バレー・オブ・フラワーズ・トレッキング:最適なシーズンとおすすめ日程
ツアーガイドのショーヒットに「バレー・オブ・フラワーズはシーズン外です。最適な時期は7月15日から8月15日までです」と言われ、出発前から落胆しました。
実際に9月5日に訪れたとき、花はすでに枯れ始め、葉も落ちていました。モンスーンはまだ続いていましたが、1か月後にはヒマラヤは冬に突入し、トレッキングは普通の山歩きに変わってしまいます。
7月・8月に訪れれば、色とりどりの花が咲き乱れる姿を堪能できます。9月はまだ美しい風景が残りますが、主役である花は失われており、訪問の目的が薄れてしまいます。
バレー・オブ・フラワーズの前後に、ゴヴィンドガートから車で約25kmのバドリーナート寺院(四大聖地のひとつ)を訪れることをおすすめします。7月・8月は観光客が少なく、静かに参拝できます。
ウッタラーカンド州北チャモリに位置するバレー・オブ・フラワーズ国立公園は、3000m以上の標高に広がる希少植物の宝庫です。アジア黒クマや雪豹といった絶滅危惧種の生息地でもあります。1931年にイギリスの登山家が迷い込んだことがきっかけで発見され、1982年にユネスコ世界遺産、1980年に国立公園に指定されました。
バレー・オブ・フラワーズ・トレックとは
この章では、ベストシーズンとモデル日程を紹介します。詳細な日程は「3日間のモデル日程」セクションをご覧ください。
ベストシーズン
花が満開になる時期が最も魅力的です。インドのモンスーンは7月から8月にかけて本格化し、この期間に花が咲き始めます。
ただし、モンスーン開始直後はまだ花が開ききっておらず、終盤になると花がしぼんでしまいます。一般的には7月15日〜8月15日が最も安全な目安です。モンスーンの降雨が早まったり遅れたりすることがあるので、現地の天候情報を確認し、モンスーン開始から2〜3週間後に訪れるのが理想です。

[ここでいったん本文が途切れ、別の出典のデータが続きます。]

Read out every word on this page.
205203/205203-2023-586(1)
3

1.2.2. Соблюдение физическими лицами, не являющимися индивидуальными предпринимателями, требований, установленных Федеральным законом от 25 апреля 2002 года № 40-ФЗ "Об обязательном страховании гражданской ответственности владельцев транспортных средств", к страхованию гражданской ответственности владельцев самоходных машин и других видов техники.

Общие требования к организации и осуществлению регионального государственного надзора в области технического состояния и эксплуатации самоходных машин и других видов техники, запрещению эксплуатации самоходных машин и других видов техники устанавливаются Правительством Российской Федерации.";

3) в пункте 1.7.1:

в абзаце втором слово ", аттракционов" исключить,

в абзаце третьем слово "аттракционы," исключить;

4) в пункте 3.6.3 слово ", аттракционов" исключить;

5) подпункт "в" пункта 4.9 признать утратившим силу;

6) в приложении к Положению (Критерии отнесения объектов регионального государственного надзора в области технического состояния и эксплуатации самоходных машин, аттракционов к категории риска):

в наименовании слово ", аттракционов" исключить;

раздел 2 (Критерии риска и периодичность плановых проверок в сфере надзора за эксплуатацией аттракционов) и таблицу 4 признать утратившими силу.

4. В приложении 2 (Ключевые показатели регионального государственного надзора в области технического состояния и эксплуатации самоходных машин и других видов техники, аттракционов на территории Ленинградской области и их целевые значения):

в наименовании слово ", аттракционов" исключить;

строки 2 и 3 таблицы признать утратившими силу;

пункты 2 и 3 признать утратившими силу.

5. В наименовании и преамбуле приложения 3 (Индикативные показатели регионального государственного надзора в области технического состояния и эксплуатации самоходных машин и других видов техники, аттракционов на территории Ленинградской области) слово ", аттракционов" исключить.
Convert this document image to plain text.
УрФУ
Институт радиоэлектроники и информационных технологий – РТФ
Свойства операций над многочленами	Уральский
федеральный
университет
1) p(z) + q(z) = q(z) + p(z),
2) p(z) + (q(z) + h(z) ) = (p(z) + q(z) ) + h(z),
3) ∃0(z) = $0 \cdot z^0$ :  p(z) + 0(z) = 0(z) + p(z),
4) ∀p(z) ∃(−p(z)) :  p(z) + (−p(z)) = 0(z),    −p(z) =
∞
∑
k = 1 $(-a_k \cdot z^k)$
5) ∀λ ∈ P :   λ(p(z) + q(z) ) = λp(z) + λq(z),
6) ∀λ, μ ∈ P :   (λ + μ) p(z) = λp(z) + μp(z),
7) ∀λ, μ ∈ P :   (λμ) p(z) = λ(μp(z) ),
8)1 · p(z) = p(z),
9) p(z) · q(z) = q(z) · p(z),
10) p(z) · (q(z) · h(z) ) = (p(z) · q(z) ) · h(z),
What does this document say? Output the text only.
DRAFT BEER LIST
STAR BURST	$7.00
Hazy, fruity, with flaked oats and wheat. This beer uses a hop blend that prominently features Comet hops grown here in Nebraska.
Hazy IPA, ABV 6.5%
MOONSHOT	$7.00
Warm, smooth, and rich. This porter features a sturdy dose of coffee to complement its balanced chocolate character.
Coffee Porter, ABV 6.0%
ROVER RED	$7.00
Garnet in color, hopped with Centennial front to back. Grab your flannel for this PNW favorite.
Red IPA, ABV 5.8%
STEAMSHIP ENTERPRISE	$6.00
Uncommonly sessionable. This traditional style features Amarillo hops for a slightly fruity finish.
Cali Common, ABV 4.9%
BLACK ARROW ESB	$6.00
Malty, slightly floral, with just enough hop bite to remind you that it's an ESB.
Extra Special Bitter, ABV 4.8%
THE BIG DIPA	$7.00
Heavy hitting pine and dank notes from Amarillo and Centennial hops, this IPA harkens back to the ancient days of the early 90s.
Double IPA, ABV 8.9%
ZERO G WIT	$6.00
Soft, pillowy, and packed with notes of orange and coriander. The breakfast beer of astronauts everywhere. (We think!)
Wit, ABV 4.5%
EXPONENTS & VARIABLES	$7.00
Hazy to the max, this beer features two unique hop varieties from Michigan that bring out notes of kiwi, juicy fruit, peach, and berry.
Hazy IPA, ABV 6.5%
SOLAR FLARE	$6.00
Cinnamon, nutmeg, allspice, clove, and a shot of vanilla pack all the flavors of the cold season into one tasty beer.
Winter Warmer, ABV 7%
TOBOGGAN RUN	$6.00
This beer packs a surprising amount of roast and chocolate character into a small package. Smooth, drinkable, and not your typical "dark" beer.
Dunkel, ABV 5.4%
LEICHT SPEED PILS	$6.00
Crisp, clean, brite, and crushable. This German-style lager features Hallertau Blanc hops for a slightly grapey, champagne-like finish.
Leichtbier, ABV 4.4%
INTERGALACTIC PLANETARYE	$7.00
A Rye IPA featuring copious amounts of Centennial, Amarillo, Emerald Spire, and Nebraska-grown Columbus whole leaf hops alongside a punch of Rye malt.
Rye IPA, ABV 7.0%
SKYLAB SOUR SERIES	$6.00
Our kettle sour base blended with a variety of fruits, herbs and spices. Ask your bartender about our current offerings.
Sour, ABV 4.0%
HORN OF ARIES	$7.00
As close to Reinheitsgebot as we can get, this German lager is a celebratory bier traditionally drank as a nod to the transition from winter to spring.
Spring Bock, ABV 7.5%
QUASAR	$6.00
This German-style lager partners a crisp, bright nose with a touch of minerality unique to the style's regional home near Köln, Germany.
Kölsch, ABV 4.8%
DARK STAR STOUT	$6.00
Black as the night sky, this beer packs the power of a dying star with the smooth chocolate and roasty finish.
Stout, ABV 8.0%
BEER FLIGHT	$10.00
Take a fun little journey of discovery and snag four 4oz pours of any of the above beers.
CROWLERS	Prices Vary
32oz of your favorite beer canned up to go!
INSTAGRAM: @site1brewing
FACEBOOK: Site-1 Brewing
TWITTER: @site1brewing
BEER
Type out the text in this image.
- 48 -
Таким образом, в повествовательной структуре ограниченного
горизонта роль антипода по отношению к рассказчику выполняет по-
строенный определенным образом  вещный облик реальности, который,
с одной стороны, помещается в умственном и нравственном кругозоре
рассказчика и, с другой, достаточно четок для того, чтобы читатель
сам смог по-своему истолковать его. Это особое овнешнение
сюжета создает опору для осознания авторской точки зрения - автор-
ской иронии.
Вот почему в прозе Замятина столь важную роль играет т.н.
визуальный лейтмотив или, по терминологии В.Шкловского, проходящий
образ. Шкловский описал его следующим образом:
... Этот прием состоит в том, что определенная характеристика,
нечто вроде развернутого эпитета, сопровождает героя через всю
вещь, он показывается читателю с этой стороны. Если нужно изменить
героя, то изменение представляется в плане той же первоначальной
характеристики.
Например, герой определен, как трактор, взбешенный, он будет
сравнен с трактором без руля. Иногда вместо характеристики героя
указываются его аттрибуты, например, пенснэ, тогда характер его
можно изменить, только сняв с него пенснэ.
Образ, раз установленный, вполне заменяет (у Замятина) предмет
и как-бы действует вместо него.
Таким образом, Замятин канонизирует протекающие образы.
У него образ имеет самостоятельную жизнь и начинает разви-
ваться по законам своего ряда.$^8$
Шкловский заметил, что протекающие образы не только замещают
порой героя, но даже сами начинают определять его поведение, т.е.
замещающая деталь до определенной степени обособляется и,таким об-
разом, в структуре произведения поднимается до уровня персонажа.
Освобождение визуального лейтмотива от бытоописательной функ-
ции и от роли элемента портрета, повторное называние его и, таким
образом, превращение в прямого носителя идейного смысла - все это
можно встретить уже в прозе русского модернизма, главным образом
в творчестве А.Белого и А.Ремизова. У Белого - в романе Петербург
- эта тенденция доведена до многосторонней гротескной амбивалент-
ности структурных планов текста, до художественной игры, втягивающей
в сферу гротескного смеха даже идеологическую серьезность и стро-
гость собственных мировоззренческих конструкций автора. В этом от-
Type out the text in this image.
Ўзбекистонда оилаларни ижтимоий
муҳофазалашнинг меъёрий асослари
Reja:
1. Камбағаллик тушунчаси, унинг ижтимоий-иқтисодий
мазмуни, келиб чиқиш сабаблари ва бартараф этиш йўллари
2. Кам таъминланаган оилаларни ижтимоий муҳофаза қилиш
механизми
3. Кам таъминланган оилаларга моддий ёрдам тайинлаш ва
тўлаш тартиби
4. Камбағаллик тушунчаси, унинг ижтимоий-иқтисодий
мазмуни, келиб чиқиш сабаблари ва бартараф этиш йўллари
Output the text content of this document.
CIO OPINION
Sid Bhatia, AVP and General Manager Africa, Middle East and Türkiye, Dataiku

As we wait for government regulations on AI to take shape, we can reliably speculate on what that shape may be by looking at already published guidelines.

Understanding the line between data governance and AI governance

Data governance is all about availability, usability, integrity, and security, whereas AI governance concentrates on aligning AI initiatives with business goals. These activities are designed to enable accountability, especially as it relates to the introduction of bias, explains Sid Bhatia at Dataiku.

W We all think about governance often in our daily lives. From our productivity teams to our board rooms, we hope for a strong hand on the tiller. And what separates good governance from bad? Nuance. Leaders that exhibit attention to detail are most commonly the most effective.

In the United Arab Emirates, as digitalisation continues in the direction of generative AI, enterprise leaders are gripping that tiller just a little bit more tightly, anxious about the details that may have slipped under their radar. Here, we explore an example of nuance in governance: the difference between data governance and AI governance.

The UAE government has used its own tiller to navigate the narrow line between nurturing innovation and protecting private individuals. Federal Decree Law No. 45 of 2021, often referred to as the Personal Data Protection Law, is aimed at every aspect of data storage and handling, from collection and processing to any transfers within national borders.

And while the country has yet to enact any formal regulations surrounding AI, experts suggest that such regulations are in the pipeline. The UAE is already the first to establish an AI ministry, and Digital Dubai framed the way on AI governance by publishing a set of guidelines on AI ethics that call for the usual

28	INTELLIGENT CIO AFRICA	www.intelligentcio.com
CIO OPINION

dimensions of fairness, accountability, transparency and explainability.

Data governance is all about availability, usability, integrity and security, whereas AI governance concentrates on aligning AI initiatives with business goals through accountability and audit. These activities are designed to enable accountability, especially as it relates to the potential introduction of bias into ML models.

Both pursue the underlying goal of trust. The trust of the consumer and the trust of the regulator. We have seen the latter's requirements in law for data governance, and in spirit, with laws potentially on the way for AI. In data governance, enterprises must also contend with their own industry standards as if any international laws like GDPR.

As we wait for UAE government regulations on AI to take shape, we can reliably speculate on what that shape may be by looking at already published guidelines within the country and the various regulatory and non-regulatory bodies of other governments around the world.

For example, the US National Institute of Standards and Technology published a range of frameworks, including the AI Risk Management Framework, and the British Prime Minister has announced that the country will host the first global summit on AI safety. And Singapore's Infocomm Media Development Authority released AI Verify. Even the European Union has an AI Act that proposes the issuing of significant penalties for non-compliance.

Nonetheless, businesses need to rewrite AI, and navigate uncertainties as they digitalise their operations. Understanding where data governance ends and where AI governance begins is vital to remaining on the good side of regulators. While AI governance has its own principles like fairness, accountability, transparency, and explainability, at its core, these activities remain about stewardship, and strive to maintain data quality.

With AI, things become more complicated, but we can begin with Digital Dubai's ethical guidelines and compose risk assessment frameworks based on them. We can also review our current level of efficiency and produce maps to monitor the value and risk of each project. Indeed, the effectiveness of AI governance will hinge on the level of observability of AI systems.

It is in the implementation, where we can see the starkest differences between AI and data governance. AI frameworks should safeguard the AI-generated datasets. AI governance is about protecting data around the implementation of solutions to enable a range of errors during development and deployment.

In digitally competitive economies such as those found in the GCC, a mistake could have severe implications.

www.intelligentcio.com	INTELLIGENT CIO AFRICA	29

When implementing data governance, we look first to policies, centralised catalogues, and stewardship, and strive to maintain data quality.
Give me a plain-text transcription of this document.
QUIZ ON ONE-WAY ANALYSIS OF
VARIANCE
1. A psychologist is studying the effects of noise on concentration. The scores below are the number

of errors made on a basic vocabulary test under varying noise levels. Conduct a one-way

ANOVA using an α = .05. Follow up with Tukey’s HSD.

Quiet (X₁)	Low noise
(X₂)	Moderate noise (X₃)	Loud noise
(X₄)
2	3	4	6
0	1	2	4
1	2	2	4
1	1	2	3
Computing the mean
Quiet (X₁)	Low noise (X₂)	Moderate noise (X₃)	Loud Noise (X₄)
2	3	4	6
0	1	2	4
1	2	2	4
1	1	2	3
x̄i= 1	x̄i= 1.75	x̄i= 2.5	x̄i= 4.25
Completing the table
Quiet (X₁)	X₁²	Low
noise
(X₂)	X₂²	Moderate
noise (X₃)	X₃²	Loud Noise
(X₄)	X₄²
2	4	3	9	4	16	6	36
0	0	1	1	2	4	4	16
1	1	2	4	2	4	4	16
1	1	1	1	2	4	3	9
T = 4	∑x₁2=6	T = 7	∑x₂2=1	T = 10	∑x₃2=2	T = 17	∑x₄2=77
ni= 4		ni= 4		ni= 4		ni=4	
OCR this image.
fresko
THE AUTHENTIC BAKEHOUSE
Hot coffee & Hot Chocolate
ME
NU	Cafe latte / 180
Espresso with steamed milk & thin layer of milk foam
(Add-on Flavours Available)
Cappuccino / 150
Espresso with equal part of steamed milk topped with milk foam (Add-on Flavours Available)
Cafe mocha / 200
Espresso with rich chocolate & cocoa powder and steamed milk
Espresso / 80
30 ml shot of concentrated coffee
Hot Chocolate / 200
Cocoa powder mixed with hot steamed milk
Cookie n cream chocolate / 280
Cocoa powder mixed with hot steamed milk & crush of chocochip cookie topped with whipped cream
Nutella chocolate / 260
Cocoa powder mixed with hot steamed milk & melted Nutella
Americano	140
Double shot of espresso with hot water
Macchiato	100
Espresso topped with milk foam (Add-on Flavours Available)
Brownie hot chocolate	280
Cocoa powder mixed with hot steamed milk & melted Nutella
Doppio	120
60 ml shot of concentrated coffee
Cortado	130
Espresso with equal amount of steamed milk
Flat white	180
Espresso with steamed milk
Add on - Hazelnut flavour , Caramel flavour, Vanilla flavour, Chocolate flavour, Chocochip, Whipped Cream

他のヒマラヤのトレッキングを検討している場合、3月〜6月や9月〜11月はサチ・パスやパンチャチュリ・ベースキャンプ・トレックがおすすめです。
3日間のモデル日程
1日目:リシケシュ → ゴヴィンドガート
ジョシマートが最寄りの大きな町で、リシケシュからはバスや相乗りタクシーでアクセスできます。ジョシマートからゴヴィンドガートまでは相乗りタクシーで約10時間(270km)かかります。到着は午後4時頃で、ゴヴィンドガートのグルドワラで宿泊できます。グルドワラは無料の宿泊施設と食事が提供されます。
2日目:ゴヴィンドガート → ガンガリア
ゴヴィンドガートからトレッキング開始地点(プルナ)まで車で約3km。その後、標高1800mから3500mへ上昇しながら約8kmの道を歩き、ガンガリアに到着します。道中は茶屋が点在し、ポニーや荷物運びのポーターが頻繁に見られますが、徒歩での挑戦をおすすめします。
ガンガリアへのトレッキングのポイント
- 標高差が大きく、約5時間かかることがあるので、暗くなる前に下山できるよう時間管理を徹底しましょう。
- 雨具は必ず持参してください。モンスーン時期は急な雨が頻発します。
- ガンガリアはヘムクンド・サヒブ(シク教の巡礼地)への拠点でもあります。時間があれば両方訪れることをおすすめします。
- ベストシーズンはやはり7月15日〜8月15日です。
3日目:ガンガリア → バレー・オブ・フラワーズ → ガンガリアへ戻る
ガンガリアからバレー・オブ・フラワーズ国立公園までは約6km。公園内には宿泊施設がないため、日帰りで訪れます。昼食は持参し、途中で水分補給を忘れずに。
公園は午前7時から午後5時まで開園し、12時までに入園登録が必要です。入園料はインド人150ルピー、外国人600ルピーです。追加で1日あたりインド人50ルピー、外国人250ルピーがかかります。
バレー・オブ・フラワーズ・トレッキングのポイント
- 入園は午前7時〜5時、登録は正午までに完了してください。
- カメラ(商用利用でない限り)は無料で使用できます。
- 全行程は最低4日間が必要です(リシケシュ往復+ガンガリア往復)。ヘムクンド・サヒブを併走する場合はさらに1日余分に見込んでください。
- 食事はゴヴィンドガート・ガンガリア・ヘムクンドのグルドワラで無料または低額で提供されます。寄付は歓迎されますが、無理のない範囲でお願いします。
- やはりベストシーズンは7月15日〜8月15日です。